Preliminary results demonstrated that patients who took indiplon modified release either 20 mg or 30 mg nightly achieved rapid sleep onset, maintained high quality sleep throughout the night, and showed improvement in quality of life endpoints.
Indiplon treatment demonstrated a highly statistically significant improvement in sleep for all primary and secondary endpoints compared to placebo for both doses and all time points (p<0.0001). Patients on both doses of indiplon reported an increase of up to 75 minutes compared to placebo in Total Sleep Time (sTST), the primary endpoint for the study, and up to 90 minutes improvement over baseline.
This positive effect was sustained over the three- month period. Safety results were similar to what had been observed in other indiplon modified release studies. "We are very pleased to report these impressive results from our SLEEP study, the first long term Phase III clinical trial with indiplon modified release, demonstrating that patients were able to resolve their many symptoms of insomnia over a prolonged treatment period.
The highly beneficial effects were sustained over the three-month period of the study," said Dr. Henry Pan, Executive Vice President and Chief Medical Officer for Neurocrine Biosciences. "With the long term SLEEP and RESTFUL trials, we now have in our Phase III program a database of over 5000 patients which confirms that indiplon can significantly improve sleep in patients with transient and chronic insomnia. Indiplon has consistently demonstrated it is effective in inducing and maintaining sleep with improved sleep quality."

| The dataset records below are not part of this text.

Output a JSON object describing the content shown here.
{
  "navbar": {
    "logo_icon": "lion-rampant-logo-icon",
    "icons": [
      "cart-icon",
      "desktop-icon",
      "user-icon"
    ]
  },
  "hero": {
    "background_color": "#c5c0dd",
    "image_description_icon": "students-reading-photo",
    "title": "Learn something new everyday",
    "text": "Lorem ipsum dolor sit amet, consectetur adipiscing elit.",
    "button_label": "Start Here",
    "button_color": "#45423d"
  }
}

The study was a randomized, double-blind, placebo-controlled, parallel- group, multi-center, out-patient Phase III clinical trial conducted over a three month dosing period to assess the efficacy and safety of nightly administration of two doses of indiplon modified release (20 mg and 30 mg) relative to placebo in 740 adult chronic patients ages 21 to 64 years with sleep maintenance difficulties. The primary and secondary endpoints for the three-month blinded study included all standard measures of sleep maintenance and sleep quality as well as sleep initiation. In addition, patients were given questionnaires to comment on their overall well being and quality of life issues. Data for the primary and secondary endpoints were collected in patient diaries on a daily basis. The study was conducted in 70 sleep centers worldwide.